Do Punctuation Tokens Act as Sinks, Summaries, and Anchors in Transformers?
Supervisor
Suitable for
Abstract
Supervised by Andrey Kravchenko andrey.kravchenko@cs.ox.ac.uk
Expected background of students and CS techniques that will be applied
The student will know how to work or be able to quickly learn how to work with Pytorch, Hugging Face, IPython notebooks. They should also have a solid mathematical base.
Do Punctuation Tokens Act as Sinks, Summaries, and Anchors in Transformers?
Transformers often allocate unusually high attention to punctuation—especially periods and commas—hinting that these tokens play a structural role in how context is organized. This project will test three hypotheses: (0) punctuation acts as an attention “sink” that reliably attracts attention mass; (1) punctuation positions encode compressed summaries of the preceding span; and (2) these tokens serve as anchors that help the model predict what comes next.
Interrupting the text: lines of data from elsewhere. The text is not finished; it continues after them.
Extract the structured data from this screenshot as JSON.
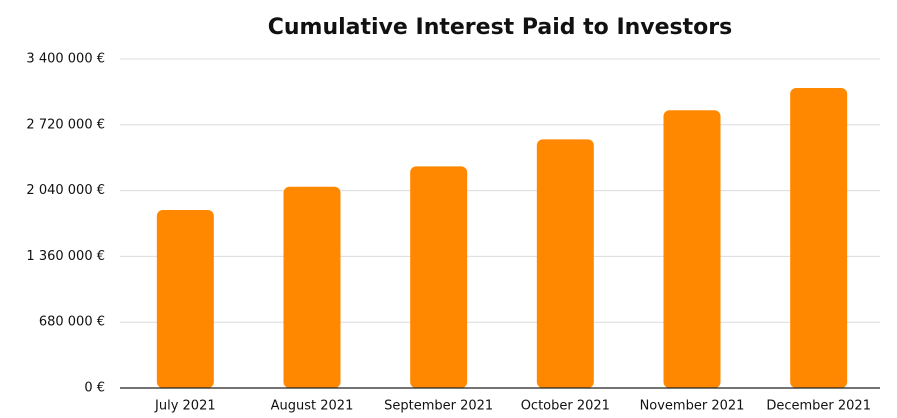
{
  "chart_data": {
    "type": "bar",
    "title": "Cumulative Interest Paid to Investors",
    "categories": [
      "July 2021",
      "August 2021",
      "September 2021",
      "October 2021",
      "November 2021",
      "December 2021"
    ],
    "values": [
      1840000,
      2080000,
      2290000,
      2570000,
      2870000,
      3100000
    ],
    "color": "#ff8800",
    "ylim": [
      0,
      3400000
    ],
    "yticks": [
      {
        "value": 0,
        "label": "0 €"
      },
      {
        "value": 680000,
        "label": "680 000 €"
      },
      {
        "value": 1360000,
        "label": "1 360 000 €"
      },
      {
        "value": 2040000,
        "label": "2 040 000 €"
      },
      {
        "value": 2720000,
        "label": "2 720 000 €"
      },
      {
        "value": 3400000,
        "label": "3 400 000 €"
      }
    ],
    "grid": true
  }
}
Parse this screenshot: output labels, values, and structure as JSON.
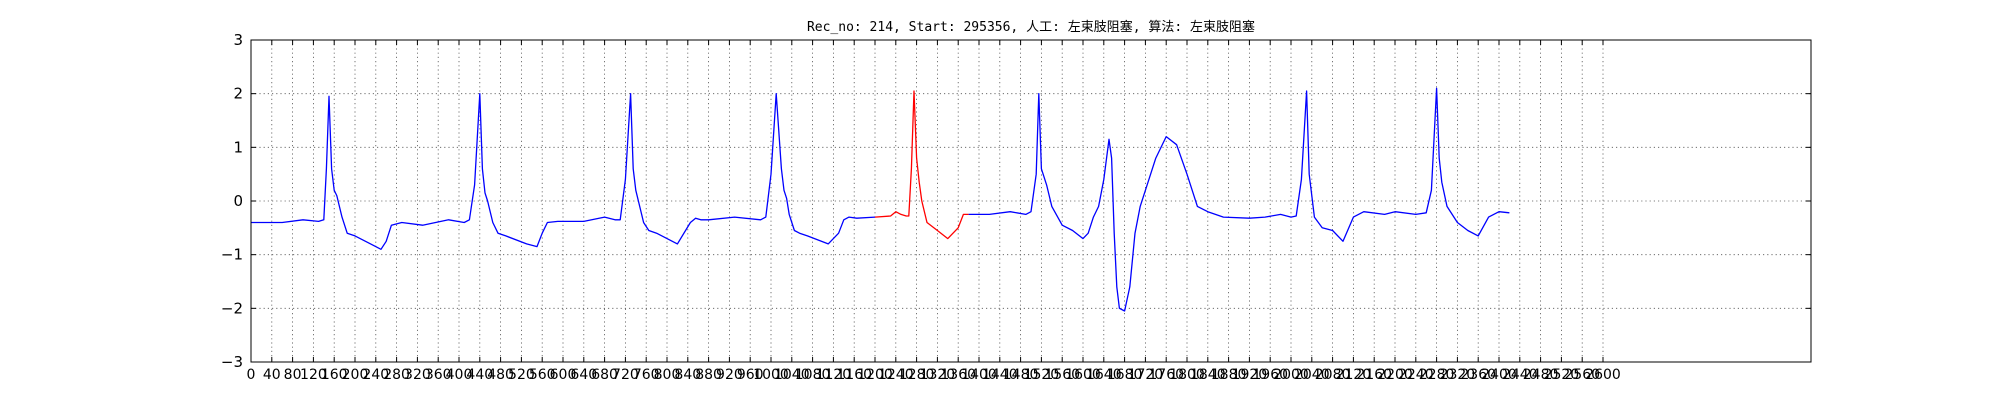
{
  "chart_data": {
    "type": "line",
    "title": "Rec_no: 214, Start: 295356, 人工: 左束肢阻塞, 算法: 左束肢阻塞",
    "xlabel": "",
    "ylabel": "",
    "xlim": [
      0,
      3000
    ],
    "ylim": [
      -3,
      3
    ],
    "grid": true,
    "x_ticks": [
      0,
      40,
      80,
      120,
      160,
      200,
      240,
      280,
      320,
      360,
      400,
      440,
      480,
      520,
      560,
      600,
      640,
      680,
      720,
      760,
      800,
      840,
      880,
      920,
      960,
      1000,
      1040,
      1080,
      1120,
      1160,
      1200,
      1240,
      1280,
      1320,
      1360,
      1400,
      1440,
      1480,
      1520,
      1560,
      1600,
      1640,
      1680,
      1720,
      1760,
      1800,
      1840,
      1880,
      1920,
      1960,
      2000,
      2040,
      2080,
      2120,
      2160,
      2200,
      2240,
      2280,
      2320,
      2360,
      2400,
      2440,
      2480,
      2520,
      2560,
      2600
    ],
    "x_tick_labels": [
      "0",
      "40",
      "80",
      "120",
      "160",
      "200",
      "240",
      "280",
      "320",
      "360",
      "400",
      "440",
      "480",
      "520",
      "560",
      "600",
      "640",
      "680",
      "720",
      "760",
      "800",
      "840",
      "880",
      "920",
      "960",
      "1000",
      "1040",
      "1080",
      "1120",
      "1160",
      "1200",
      "1240",
      "1280",
      "1320",
      "1360",
      "1400",
      "1440",
      "1480",
      "1520",
      "1560",
      "1600",
      "1640",
      "1680",
      "1720",
      "1760",
      "1800",
      "1840",
      "1880",
      "1920",
      "1960",
      "2000",
      "2040",
      "2080",
      "2120",
      "2160",
      "2200",
      "2240",
      "2280",
      "2320",
      "2360",
      "2400",
      "2440",
      "2480",
      "2520",
      "2560",
      "2600"
    ],
    "y_ticks": [
      -3,
      -2,
      -1,
      0,
      1,
      2,
      3
    ],
    "y_tick_labels": [
      "−3",
      "−2",
      "−1",
      "0",
      "1",
      "2",
      "3"
    ],
    "series": [
      {
        "color": "#0000ff",
        "x": [
          0,
          60,
          100,
          130,
          140,
          145,
          150,
          155,
          160,
          165,
          175,
          185,
          200,
          230,
          250,
          260,
          270,
          290,
          330,
          380,
          410,
          420,
          430,
          440,
          445,
          450,
          455,
          465,
          475,
          490,
          530,
          550,
          560,
          570,
          590,
          640,
          680,
          700,
          710,
          720,
          730,
          735,
          740,
          745,
          755,
          765,
          780,
          820,
          845,
          855,
          865,
          880,
          930,
          980,
          990,
          1000,
          1010,
          1020,
          1025,
          1030,
          1035,
          1045,
          1055,
          1070,
          1110,
          1130,
          1140,
          1150,
          1165,
          1200
        ],
        "y": [
          -0.4,
          -0.4,
          -0.35,
          -0.38,
          -0.35,
          0.6,
          1.95,
          0.6,
          0.2,
          0.1,
          -0.3,
          -0.6,
          -0.65,
          -0.8,
          -0.9,
          -0.75,
          -0.45,
          -0.4,
          -0.45,
          -0.35,
          -0.4,
          -0.35,
          0.3,
          2.0,
          0.6,
          0.15,
          0.0,
          -0.4,
          -0.6,
          -0.65,
          -0.8,
          -0.85,
          -0.6,
          -0.4,
          -0.38,
          -0.38,
          -0.3,
          -0.35,
          -0.35,
          0.4,
          2.0,
          0.6,
          0.2,
          0.0,
          -0.4,
          -0.55,
          -0.6,
          -0.8,
          -0.4,
          -0.32,
          -0.35,
          -0.35,
          -0.3,
          -0.35,
          -0.3,
          0.5,
          2.0,
          0.6,
          0.2,
          0.05,
          -0.25,
          -0.55,
          -0.6,
          -0.65,
          -0.8,
          -0.6,
          -0.35,
          -0.3,
          -0.32,
          -0.3
        ]
      },
      {
        "color": "#ff0000",
        "x": [
          1200,
          1230,
          1240,
          1250,
          1260,
          1265,
          1270,
          1275,
          1280,
          1285,
          1290,
          1300,
          1320,
          1340,
          1360,
          1370,
          1380
        ],
        "y": [
          -0.3,
          -0.28,
          -0.2,
          -0.25,
          -0.28,
          -0.28,
          0.6,
          2.05,
          0.8,
          0.35,
          0.0,
          -0.4,
          -0.55,
          -0.7,
          -0.5,
          -0.25,
          -0.25
        ]
      },
      {
        "color": "#0000ff",
        "x": [
          1380,
          1420,
          1460,
          1490,
          1500,
          1510,
          1515,
          1520,
          1530,
          1540,
          1560,
          1580,
          1600,
          1610,
          1620,
          1630,
          1640,
          1650,
          1655,
          1660,
          1665,
          1670,
          1680,
          1690,
          1700,
          1710,
          1720,
          1740,
          1760,
          1780,
          1800,
          1820,
          1840,
          1870,
          1920,
          1950,
          1980,
          2000,
          2010,
          2020,
          2030,
          2035,
          2045,
          2060,
          2080,
          2100,
          2120,
          2140,
          2180,
          2200,
          2240,
          2260,
          2270,
          2280,
          2285,
          2290,
          2300,
          2320,
          2340,
          2360,
          2380,
          2400,
          2420
        ],
        "y": [
          -0.25,
          -0.25,
          -0.2,
          -0.25,
          -0.2,
          0.5,
          2.0,
          0.6,
          0.3,
          -0.1,
          -0.45,
          -0.55,
          -0.7,
          -0.6,
          -0.3,
          -0.1,
          0.4,
          1.15,
          0.8,
          -0.6,
          -1.6,
          -2.0,
          -2.05,
          -1.6,
          -0.6,
          -0.1,
          0.2,
          0.8,
          1.2,
          1.05,
          0.5,
          -0.1,
          -0.2,
          -0.3,
          -0.32,
          -0.3,
          -0.25,
          -0.3,
          -0.28,
          0.4,
          2.05,
          0.5,
          -0.3,
          -0.5,
          -0.55,
          -0.75,
          -0.3,
          -0.2,
          -0.25,
          -0.2,
          -0.25,
          -0.22,
          0.2,
          2.1,
          0.8,
          0.35,
          -0.1,
          -0.4,
          -0.55,
          -0.65,
          -0.3,
          -0.2,
          -0.22
        ]
      }
    ]
  }
}
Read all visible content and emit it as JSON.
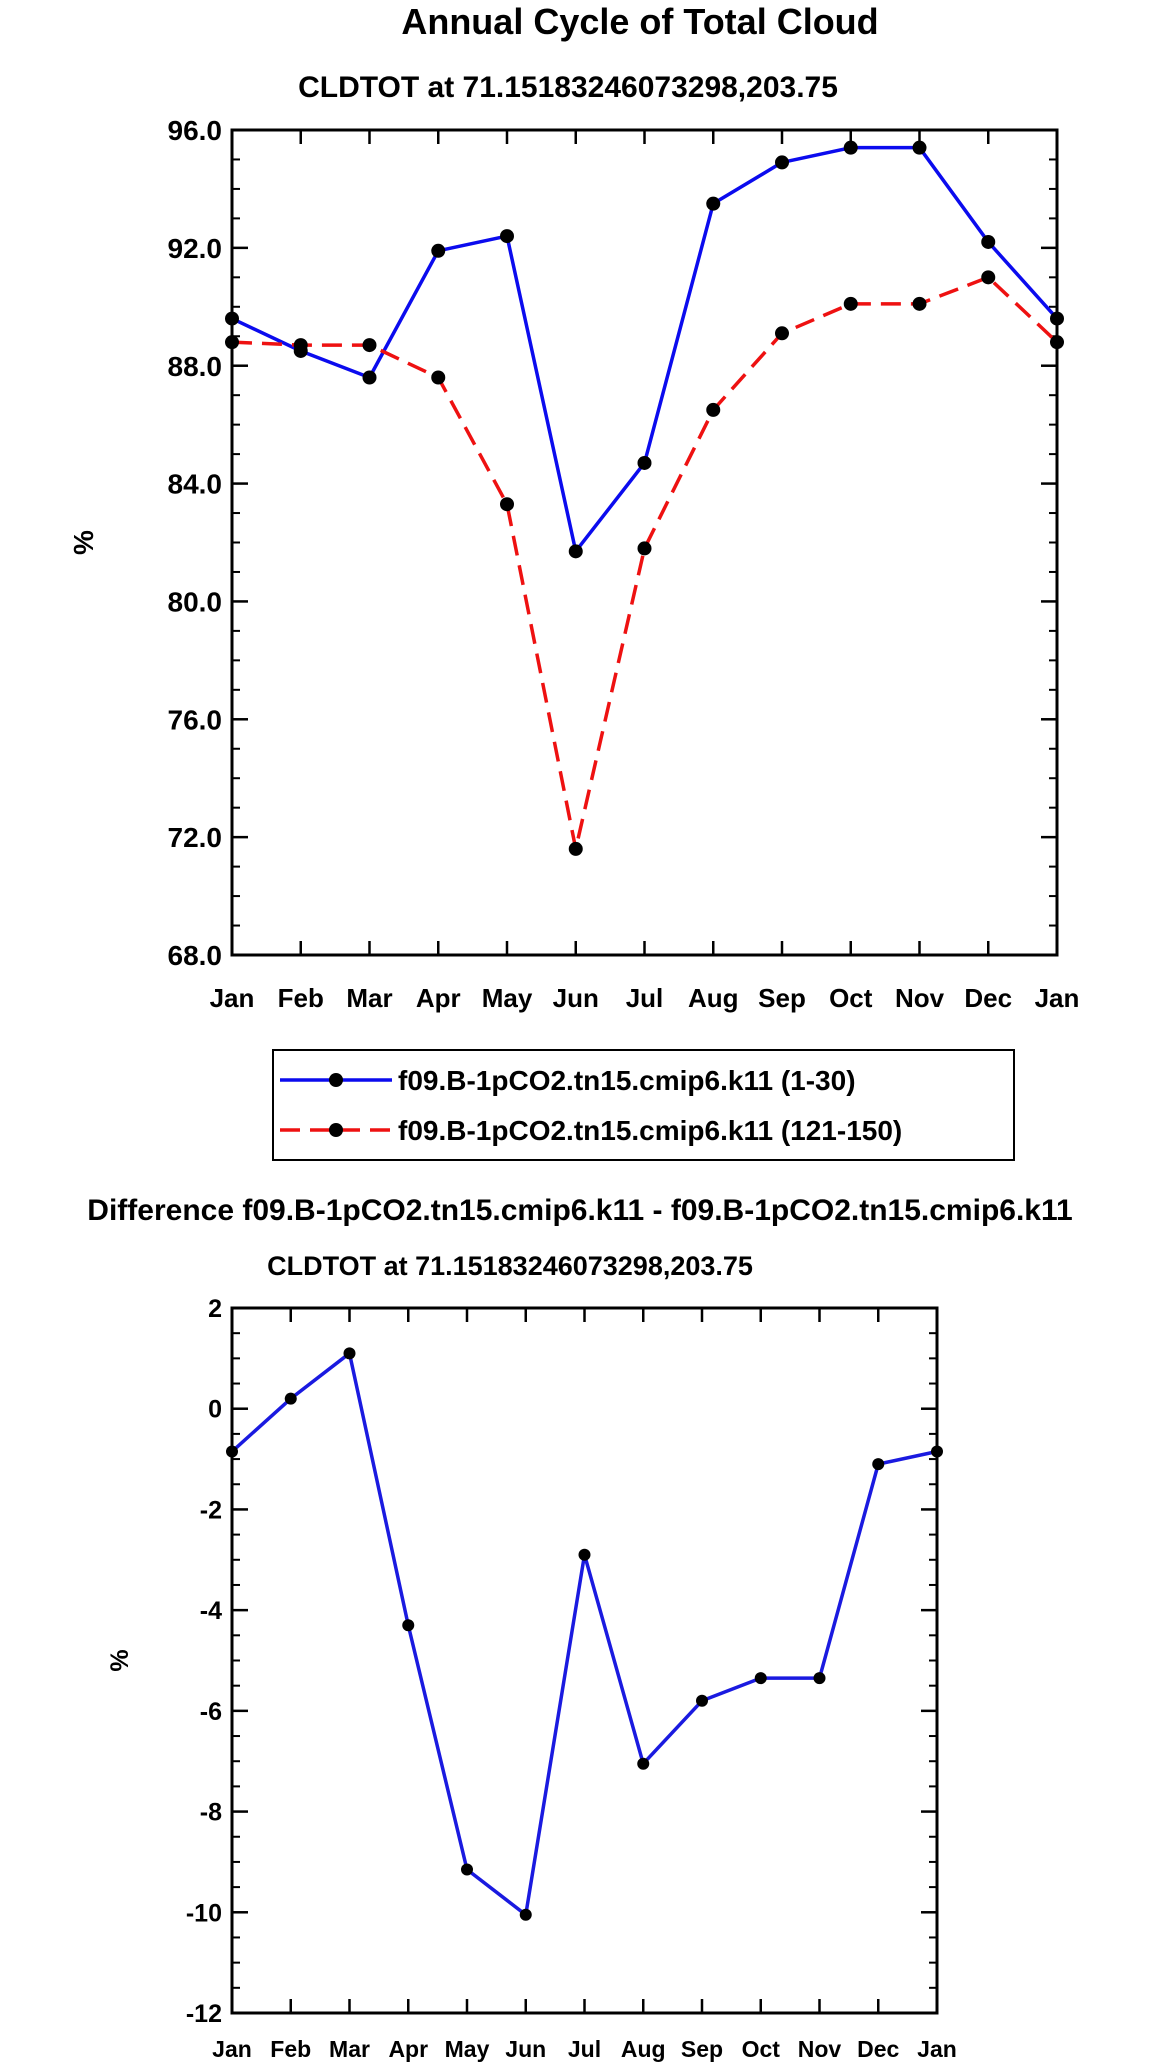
{
  "figure": {
    "main_title": "Annual Cycle of Total Cloud",
    "diff_title": "Difference f09.B-1pCO2.tn15.cmip6.k11 - f09.B-1pCO2.tn15.cmip6.k11"
  },
  "colors": {
    "series_1": "#0b0bee",
    "series_2": "#ee1111",
    "diff": "#1a1ae0",
    "marker": "#000000"
  },
  "chart_data": [
    {
      "type": "line",
      "title": "CLDTOT at 71.15183246073298,203.75",
      "xlabel": "",
      "ylabel": "%",
      "categories": [
        "Jan",
        "Feb",
        "Mar",
        "Apr",
        "May",
        "Jun",
        "Jul",
        "Aug",
        "Sep",
        "Oct",
        "Nov",
        "Dec",
        "Jan"
      ],
      "ylim": [
        68.0,
        96.0
      ],
      "yticks": [
        68.0,
        72.0,
        76.0,
        80.0,
        84.0,
        88.0,
        92.0,
        96.0
      ],
      "ytick_labels": [
        "68.0",
        "72.0",
        "76.0",
        "80.0",
        "84.0",
        "88.0",
        "92.0",
        "96.0"
      ],
      "grid": false,
      "legend_position": "below",
      "series": [
        {
          "name": "f09.B-1pCO2.tn15.cmip6.k11 (1-30)",
          "style": "solid",
          "values": [
            89.6,
            88.5,
            87.6,
            91.9,
            92.4,
            81.7,
            84.7,
            93.5,
            94.9,
            95.4,
            95.4,
            92.2,
            89.6
          ]
        },
        {
          "name": "f09.B-1pCO2.tn15.cmip6.k11 (121-150)",
          "style": "dashed",
          "values": [
            88.8,
            88.7,
            88.7,
            87.6,
            83.3,
            71.6,
            81.8,
            86.5,
            89.1,
            90.1,
            90.1,
            91.0,
            88.8
          ]
        }
      ]
    },
    {
      "type": "line",
      "title": "CLDTOT at 71.15183246073298,203.75",
      "xlabel": "",
      "ylabel": "%",
      "categories": [
        "Jan",
        "Feb",
        "Mar",
        "Apr",
        "May",
        "Jun",
        "Jul",
        "Aug",
        "Sep",
        "Oct",
        "Nov",
        "Dec",
        "Jan"
      ],
      "ylim": [
        -12,
        2
      ],
      "yticks": [
        -12,
        -10,
        -8,
        -6,
        -4,
        -2,
        0,
        2
      ],
      "ytick_labels": [
        "-12",
        "-10",
        "-8",
        "-6",
        "-4",
        "-2",
        "0",
        "2"
      ],
      "grid": false,
      "series": [
        {
          "name": "difference",
          "style": "solid",
          "values": [
            -0.85,
            0.2,
            1.1,
            -4.3,
            -9.15,
            -10.05,
            -2.9,
            -7.05,
            -5.8,
            -5.35,
            -5.35,
            -1.1,
            -0.85
          ]
        }
      ]
    }
  ]
}
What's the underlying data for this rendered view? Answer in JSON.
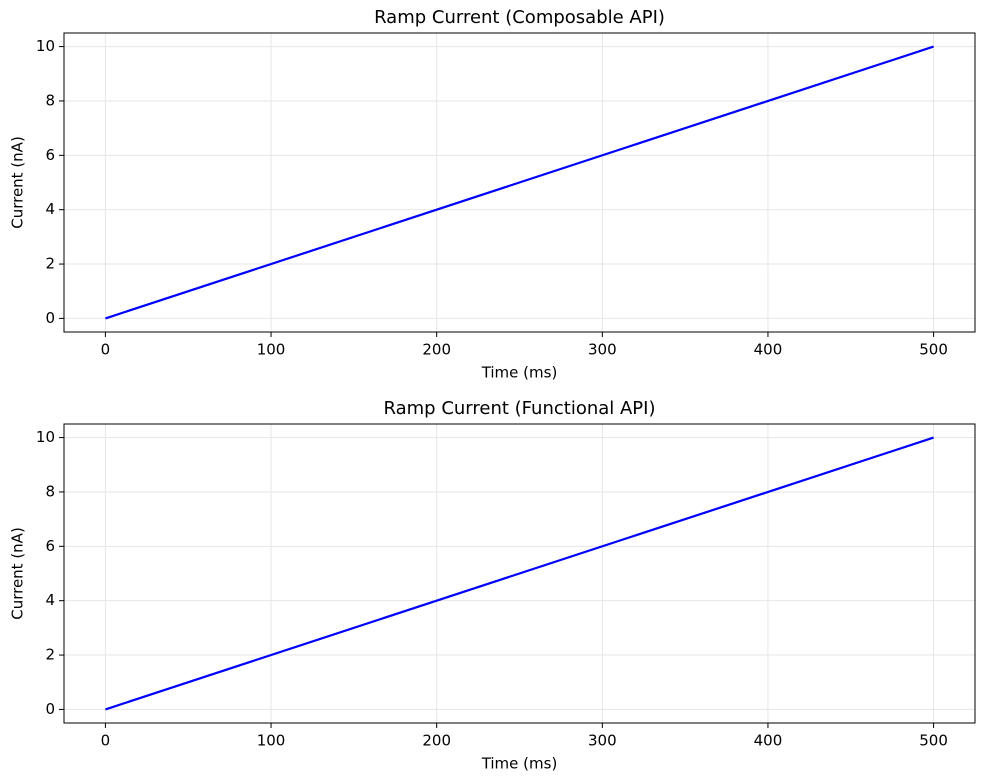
{
  "chart_data": [
    {
      "type": "line",
      "title": "Ramp Current (Composable API)",
      "x_label": "Time (ms)",
      "y_label": "Current (nA)",
      "x": [
        0,
        500
      ],
      "values": [
        0,
        10
      ],
      "color": "#0000ff",
      "xlim": [
        -25,
        525
      ],
      "xticks": [
        0,
        100,
        200,
        300,
        400,
        500
      ],
      "ylim": [
        -0.5,
        10.5
      ],
      "yticks": [
        0,
        2,
        4,
        6,
        8,
        10
      ],
      "grid": true
    },
    {
      "type": "line",
      "title": "Ramp Current (Functional API)",
      "x_label": "Time (ms)",
      "y_label": "Current (nA)",
      "x": [
        0,
        500
      ],
      "values": [
        0,
        10
      ],
      "color": "#0000ff",
      "xlim": [
        -25,
        525
      ],
      "xticks": [
        0,
        100,
        200,
        300,
        400,
        500
      ],
      "ylim": [
        -0.5,
        10.5
      ],
      "yticks": [
        0,
        2,
        4,
        6,
        8,
        10
      ],
      "grid": true
    }
  ]
}
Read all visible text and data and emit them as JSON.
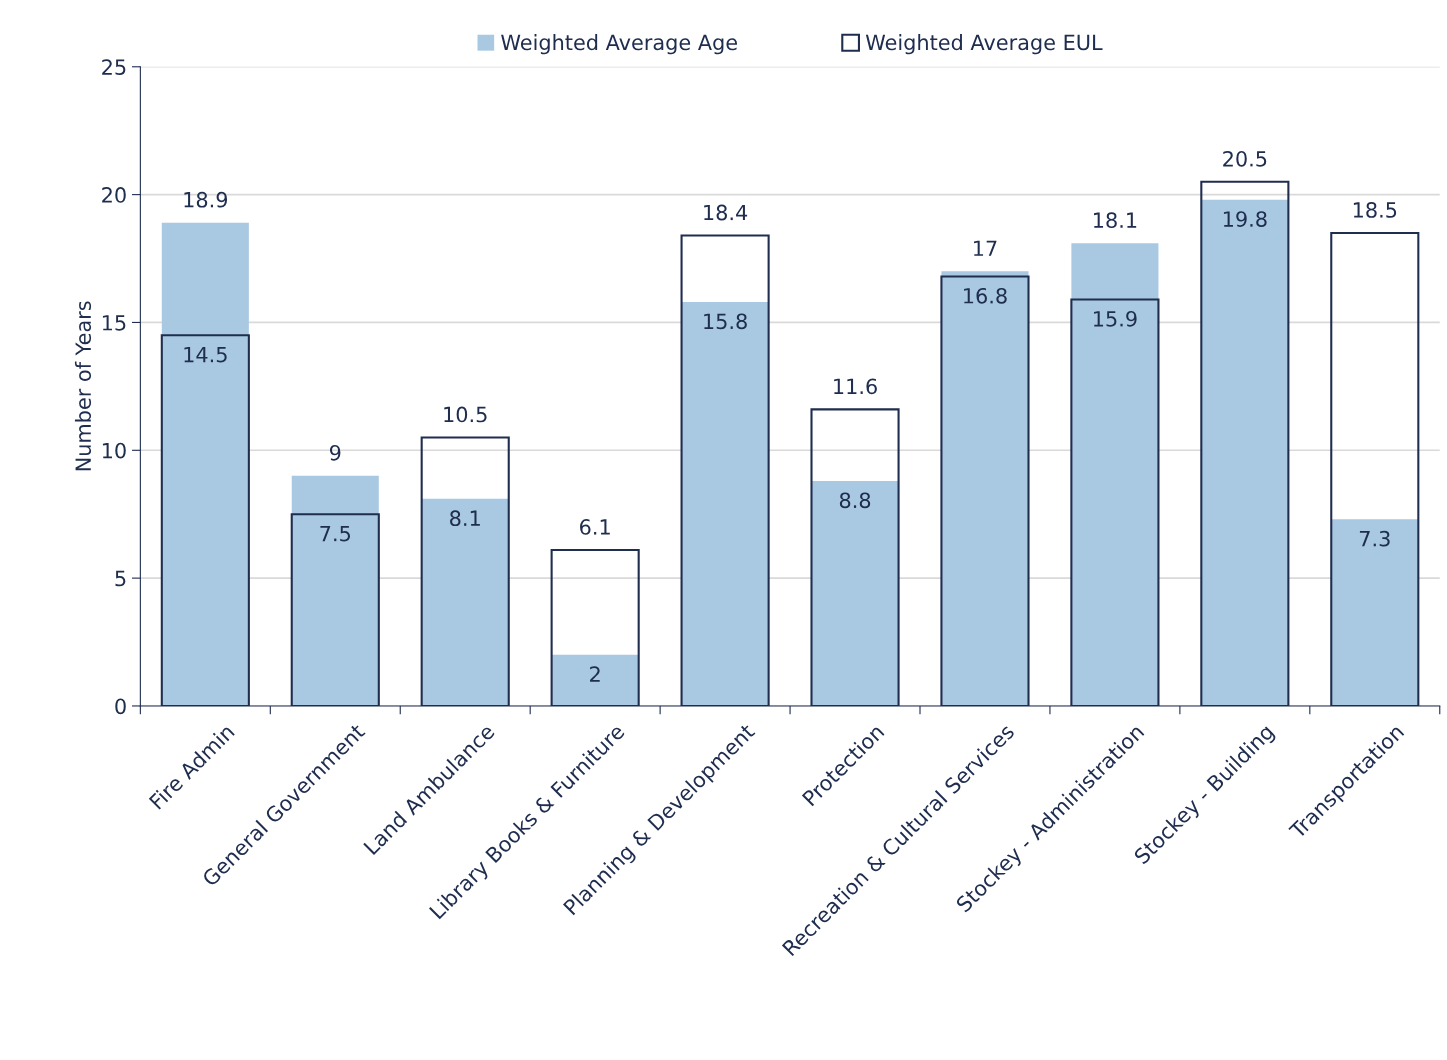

Methodologically, you’ll quantify attention-to-punctuation across families of pre-trained generative models (GPT,
Llama), controlling for frequency and position. You’ll run causal interventions by removing, shuffling, or inserting
punctuation and measuring changes in loss, attention
redistribution, and representation drift. Finally, you’ll
probe hidden states at punctuation to test whether they reconstruct preceding content and evaluate anchor effects on next-token
prediction.
Outcomes include a comparative map of punctuation-related attention by layer/head, causal evidence for or against sink/summary/anchor roles, and practical guidance for punctuation-aware decoding or caching in long-context settings.